Acids, alkalies, salts, glucosides, and certain toxins diffuse more quickly into 0.9 per cent. salt solution than into agar-agar and gelatin suspensions.
The inhibitory effect of the colloids grows with increase in concentration, which increase affects both the velocity and extent of the diffusion.
In the case of gelatin the degree of diffusion is approximately in inverse proportion to the square root of the concentration. Agar-agar in strengths up to 2 per cent. inhibits far less than gelatin in 10 per cent. suspensions; and the difference in degree of inhibition exercised by 0.5 per cent. and 2 per cent. agar-agar is a small one.
Hæmolytic substances diffuse from gelatin into agar-agar more slowly than from saline into agar-agar. But the velocity of diffusion from agar-agar into gelatin is greater than from saline into gelatin.
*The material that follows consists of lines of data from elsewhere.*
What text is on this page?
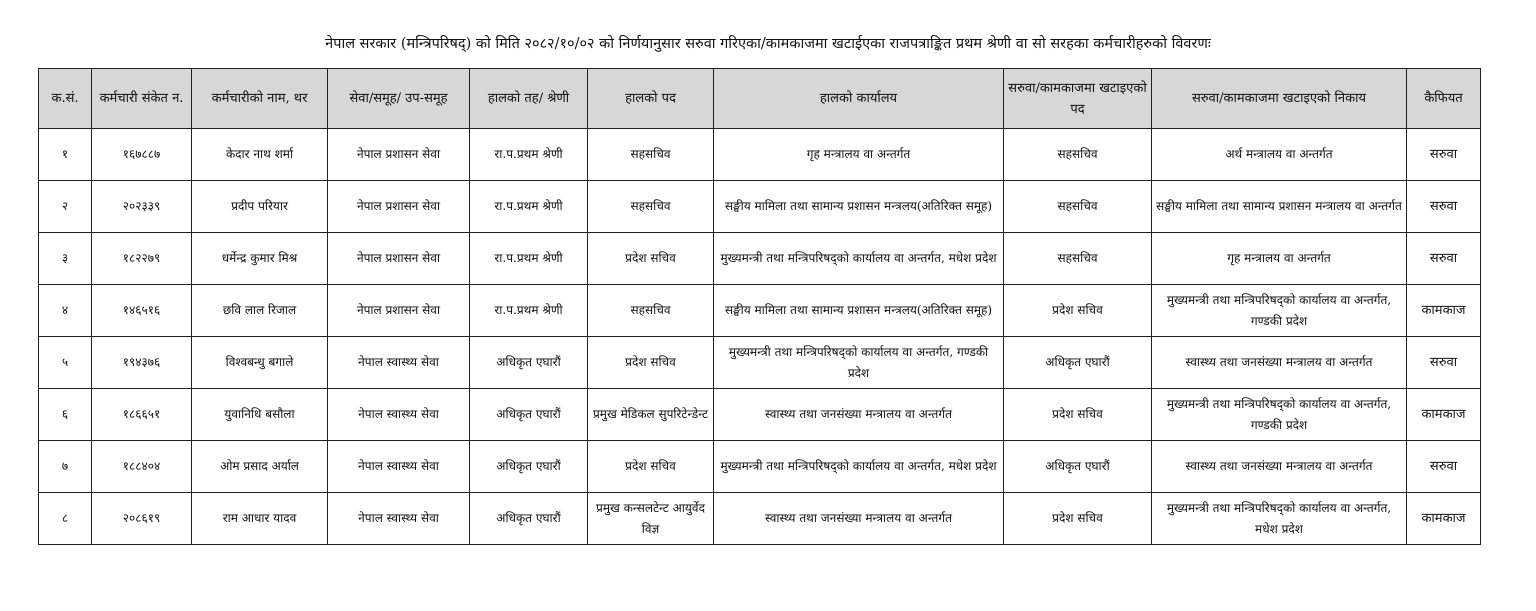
नेपाल सरकार (मन्त्रिपरिषद्) को मिति २०८२/१०/०२ को निर्णयानुसार सरुवा गरिएका/कामकाजमा खटाईएका राजपत्राङ्कित प्रथम श्रेणी वा सो सरहका कर्मचारीहरुको विवरणः
क.सं.	कर्मचारी संकेत न.	कर्मचारीको नाम, थर	सेवा/समूह/ उप-समूह	हालको तह/ श्रेणी	हालको पद	हालको कार्यालय	सरुवा/कामकाजमा खटाइएको पद	सरुवा/कामकाजमा खटाइएको निकाय	कैफियत
१	१६७८८७	केदार नाथ शर्मा	नेपाल प्रशासन सेवा	रा.प.प्रथम श्रेणी	सहसचिव	गृह मन्त्रालय वा अन्तर्गत	सहसचिव	अर्थ मन्त्रालय वा अन्तर्गत	सरुवा
२	२०२३३९	प्रदीप परियार	नेपाल प्रशासन सेवा	रा.प.प्रथम श्रेणी	सहसचिव	सङ्घीय मामिला तथा सामान्य प्रशासन मन्त्रलय(अतिरिक्त समूह)	सहसचिव	सङ्घीय मामिला तथा सामान्य प्रशासन मन्त्रालय वा अन्तर्गत	सरुवा
३	१८२२७९	धर्मेन्द्र कुमार मिश्र	नेपाल प्रशासन सेवा	रा.प.प्रथम श्रेणी	प्रदेश सचिव	मुख्यमन्त्री तथा मन्त्रिपरिषद्को कार्यालय वा अन्तर्गत, मधेश प्रदेश	सहसचिव	गृह मन्त्रालय वा अन्तर्गत	सरुवा
४	१४६५१६	छवि लाल रिजाल	नेपाल प्रशासन सेवा	रा.प.प्रथम श्रेणी	सहसचिव	सङ्घीय मामिला तथा सामान्य प्रशासन मन्त्रलय(अतिरिक्त समूह)	प्रदेश सचिव	मुख्यमन्त्री तथा मन्त्रिपरिषद्को कार्यालय वा अन्तर्गत, गण्डकी प्रदेश	कामकाज
५	१९४३७६	विश्वबन्धु बगाले	नेपाल स्वास्थ्य सेवा	अधिकृत एघारौं	प्रदेश सचिव	मुख्यमन्त्री तथा मन्त्रिपरिषद्को कार्यालय वा अन्तर्गत, गण्डकी प्रदेश	अधिकृत एघारौं	स्वास्थ्य तथा जनसंख्या मन्त्रालय वा अन्तर्गत	सरुवा
६	१८६६५१	युवानिधि बसौला	नेपाल स्वास्थ्य सेवा	अधिकृत एघारौं	प्रमुख मेडिकल सुपरिटेन्डेन्ट	स्वास्थ्य तथा जनसंख्या मन्त्रालय वा अन्तर्गत	प्रदेश सचिव	मुख्यमन्त्री तथा मन्त्रिपरिषद्को कार्यालय वा अन्तर्गत, गण्डकी प्रदेश	कामकाज
७	१८८४०४	ओम प्रसाद अर्याल	नेपाल स्वास्थ्य सेवा	अधिकृत एघारौं	प्रदेश सचिव	मुख्यमन्त्री तथा मन्त्रिपरिषद्को कार्यालय वा अन्तर्गत, मधेश प्रदेश	अधिकृत एघारौं	स्वास्थ्य तथा जनसंख्या मन्त्रालय वा अन्तर्गत	सरुवा
८	२०८६१९	राम आधार यादव	नेपाल स्वास्थ्य सेवा	अधिकृत एघारौं	प्रमुख कन्सलटेन्ट आयुर्वेद विज्ञ	स्वास्थ्य तथा जनसंख्या मन्त्रालय वा अन्तर्गत	प्रदेश सचिव	मुख्यमन्त्री तथा मन्त्रिपरिषद्को कार्यालय वा अन्तर्गत, मधेश प्रदेश	कामकाज
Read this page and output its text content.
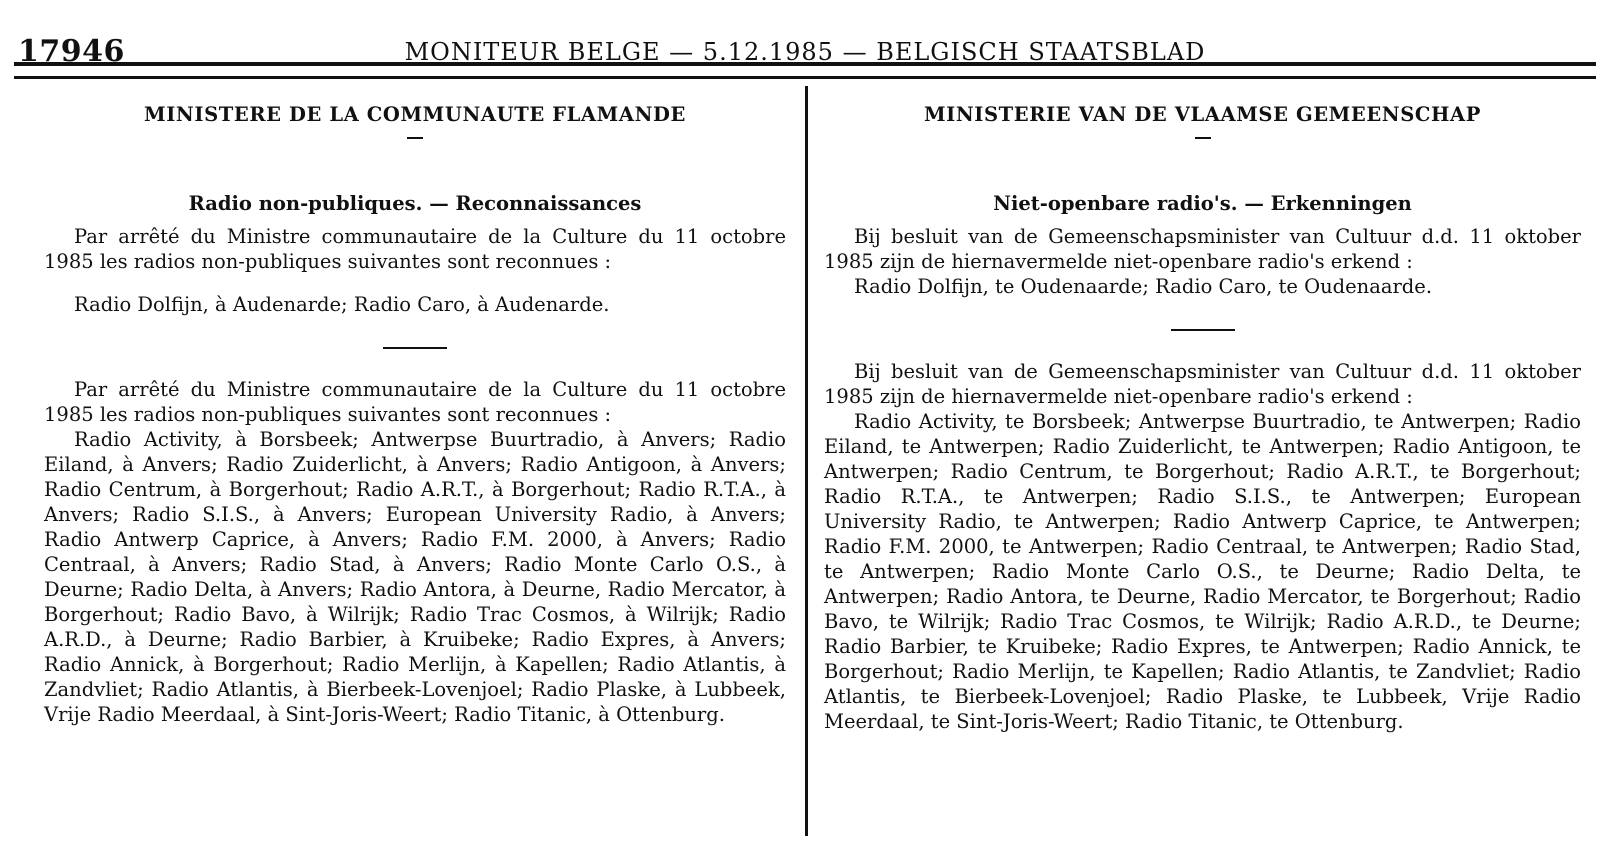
17946	MONITEUR BELGE — 5.12.1985 — BELGISCH STAATSBLAD
MINISTERE DE LA COMMUNAUTE FLAMANDE
Radio non-publiques. — Reconnaissances

Par arrêté du Ministre communautaire de la Culture du 11 octobre 1985 les radios non-publiques suivantes sont reconnues :

Radio Dolfijn, à Audenarde; Radio Caro, à Audenarde.

Par arrêté du Ministre communautaire de la Culture du 11 octobre 1985 les radios non-publiques suivantes sont reconnues :

Radio Activity, à Borsbeek; Antwerpse Buurtradio, à Anvers; Radio Eiland, à Anvers; Radio Zuiderlicht, à Anvers; Radio Antigoon, à Anvers; Radio Centrum, à Borgerhout; Radio A.R.T., à Borgerhout; Radio R.T.A., à Anvers; Radio S.I.S., à Anvers; European University Radio, à Anvers; Radio Antwerp Caprice, à Anvers; Radio F.M. 2000, à Anvers; Radio Centraal, à Anvers; Radio Stad, à Anvers; Radio Monte Carlo O.S., à Deurne; Radio Delta, à Anvers; Radio Antora, à Deurne, Radio Mercator, à Borgerhout; Radio Bavo, à Wilrijk; Radio Trac Cosmos, à Wilrijk; Radio A.R.D., à Deurne; Radio Barbier, à Kruibeke; Radio Expres, à Anvers; Radio Annick, à Borgerhout; Radio Merlijn, à Kapellen; Radio Atlantis, à Zandvliet; Radio Atlantis, à Bierbeek-Lovenjoel; Radio Plaske, à Lubbeek, Vrije Radio Meerdaal, à Sint-Joris-Weert; Radio Titanic, à Ottenburg.

MINISTERIE VAN DE VLAAMSE GEMEENSCHAP
Niet-openbare radio's. — Erkenningen

Bij besluit van de Gemeenschapsminister van Cultuur d.d. 11 oktober 1985 zijn de hiernavermelde niet-openbare radio's erkend :

Radio Dolfijn, te Oudenaarde; Radio Caro, te Oudenaarde.

Bij besluit van de Gemeenschapsminister van Cultuur d.d. 11 oktober 1985 zijn de hiernavermelde niet-openbare radio's erkend :

Radio Activity, te Borsbeek; Antwerpse Buurtradio, te Antwerpen; Radio Eiland, te Antwerpen; Radio Zuiderlicht, te Antwerpen; Radio Antigoon, te Antwerpen; Radio Centrum, te Borgerhout; Radio A.R.T., te Borgerhout; Radio R.T.A., te Antwerpen; Radio S.I.S., te Antwerpen; European University Radio, te Antwerpen; Radio Antwerp Caprice, te Antwerpen; Radio F.M. 2000, te Antwerpen; Radio Centraal, te Antwerpen; Radio Stad, te Antwerpen; Radio Monte Carlo O.S., te Deurne; Radio Delta, te Antwerpen; Radio Antora, te Deurne, Radio Mercator, te Borgerhout; Radio Bavo, te Wilrijk; Radio Trac Cosmos, te Wilrijk; Radio A.R.D., te Deurne; Radio Barbier, te Kruibeke; Radio Expres, te Antwerpen; Radio Annick, te Borgerhout; Radio Merlijn, te Kapellen; Radio Atlantis, te Zandvliet; Radio Atlantis, te Bierbeek-Lovenjoel; Radio Plaske, te Lubbeek, Vrije Radio Meerdaal, te Sint-Joris-Weert; Radio Titanic, te Ottenburg.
The effects of differences in concentration of the hæmolytic agent vary according to the agent and the manner of its solution. When the hæmolyser is dissolved in salt solution the diffusion of 1/100 N. and 1/1000 N. solutions (saponin) is almost identical; while with solanin the stronger solutions diffuse faster. When the hæmolyser is dissolved in the colloid diffusion into fluid media is nearly proportional to the concentrations of the hæmolytic agent.
The velocity of diffusion into and from colloids is in general proportional to the square root of the time. Acids, alkalies, salts, and glucosides act in a manner which is in agreement with this rule. Cobra lysin and tetanolysin do not act in conformity with the rule.
Cobra lysin appears to diffuse into colloids more slowly, proportionally, than cobra neurotoxin, and tetanospasmin more slowly than tetanolysin.
The biological method described in this paper for studying diffusion in colloids is applicable to hæmolytic and some other toxic substances, and, with accuracy possibly only to such substances possessing relatively simple compositions.
Since all diffusion in the living body takes place within colloidal media of different concentrations, it would seem desirable to perfect methods through which the interaction of toxic chemicals and the fluids and cells of the body may in a manner be imitated in vitro. Through this means our knowledge of toxicology may well be extended.